Metryq
Cave Painter
- Joined
- Mar 30, 2011
- Messages
- 935
Are you suggesting that neutron stars, black holes and icy comets should not be considered as essentially fact? Cause I kinda thought they were.
Those ideas won't die easily. Many widely accepted notions in astronomy and physics were merely "suggested" by someone, or put forth as mathematical models, then accepted because they sounded good. (But mathematical models are not evidence.) For example, Eddington suggested that the Sun is a fusion furnace driven by gravity. Observations are making this position increasingly untenable. Icy comets are a by-product of the accretion model, and several comet probes have proven the idea wrong.

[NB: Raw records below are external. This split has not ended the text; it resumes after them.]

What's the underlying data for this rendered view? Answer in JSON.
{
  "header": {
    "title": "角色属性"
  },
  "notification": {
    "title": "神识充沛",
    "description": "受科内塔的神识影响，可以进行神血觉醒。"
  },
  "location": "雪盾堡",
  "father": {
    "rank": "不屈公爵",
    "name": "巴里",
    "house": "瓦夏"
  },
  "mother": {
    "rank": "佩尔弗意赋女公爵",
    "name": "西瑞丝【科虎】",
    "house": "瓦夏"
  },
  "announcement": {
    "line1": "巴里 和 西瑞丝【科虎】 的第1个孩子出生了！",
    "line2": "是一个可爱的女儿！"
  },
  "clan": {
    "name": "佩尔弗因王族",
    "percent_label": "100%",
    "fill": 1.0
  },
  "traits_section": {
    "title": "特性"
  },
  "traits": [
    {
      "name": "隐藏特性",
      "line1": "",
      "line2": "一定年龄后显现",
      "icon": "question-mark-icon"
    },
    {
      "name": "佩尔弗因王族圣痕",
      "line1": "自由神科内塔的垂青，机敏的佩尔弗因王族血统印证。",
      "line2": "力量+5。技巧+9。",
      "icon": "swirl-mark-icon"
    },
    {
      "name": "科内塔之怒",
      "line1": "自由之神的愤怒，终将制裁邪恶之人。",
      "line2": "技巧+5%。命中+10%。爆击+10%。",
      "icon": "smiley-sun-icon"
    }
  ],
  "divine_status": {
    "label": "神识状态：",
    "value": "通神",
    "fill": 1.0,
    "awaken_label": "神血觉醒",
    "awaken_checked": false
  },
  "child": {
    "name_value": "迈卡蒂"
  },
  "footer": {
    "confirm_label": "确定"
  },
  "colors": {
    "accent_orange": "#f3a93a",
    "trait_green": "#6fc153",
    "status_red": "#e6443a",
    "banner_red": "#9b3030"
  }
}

If I were to recommend only one book that counters mainstream ideas, it would be Donald Scott's THE ELECTRIC SKY. I've mentioned several others in these forums, but I'm sure anyone interested can find them on their own. The following is a short excerpt from Scott's book:
The extraordinary thing about pulsars is the almost unbelievably high frequency of their flashes of electromagnetic radiation (both light and radio frequency emissions). When they were first discovered, it was thought that they rotated rapidly – like lighthouses. But when the implied rate of rotation for some pulsars was announced to be about once every second, despite their having masses exceeding that of the Sun, this lighthouse explanation became untenable. It was proposed that only such a super-dense material as ‘neutronium’ could make up a star that could stand those rotation speeds – so they must exist. A neutron star was spinning at the required rate.
Neutron stars are impossible. One of the well-known basic rules of nuclear chemistry is the so-called ‘band of stability.’ This is the observation that, if we add neutrons to the nucleus of any atom, we need to add an almost proportional number of protons (and their accompanying electrons) to maintain a stable nucleus. In fact, it seems that, when we consider all the known elements (even the heavy man-made elements as well), there is a requirement that, in order to hold a group of neutrons together in a nucleus, an almost equal number of proton-electron pairs are required. The stable nuclei of the lighter elements contain approximately equal numbers of neutrons and protons – a neutron/proton ratio of 1. The heavier nuclei contain a few more neutrons than protons, but the limit seems to be about 1.5 neutrons per proton. Nuclei that differ significantly from this ratio spontaneously undergo radioactive decay transformations that tend to bring their compositions closer to this ratio. Groups of neutrons are not stable by themselves.
We know from laboratory experiments that any lone neutron decays into a proton, an electron and a neutrino in less than 14 minutes; atom-like collections of two or more neutrons will fly apart almost instantaneously. There is no such thing as neutronium. Therefore there can be no such entity as a neutron star. It is a fiction that flies in the face of all we know about elements and their atomic nuclei.
And yes, there are alternative theories that do not strain credibility.
A similar volume by Wallace Thornhill and David Talbot suggests a scenario that throws the "Goldilocks zone" right out the window—to say nothing of upending the H-R diagram. And there's lots of empirical evidence to back it up.
As for the change in attitude towards the possibility of life, let's just say that antiquated ideas requiring incredibly long odds (or an act of god) have not fared well in the light of recent observations.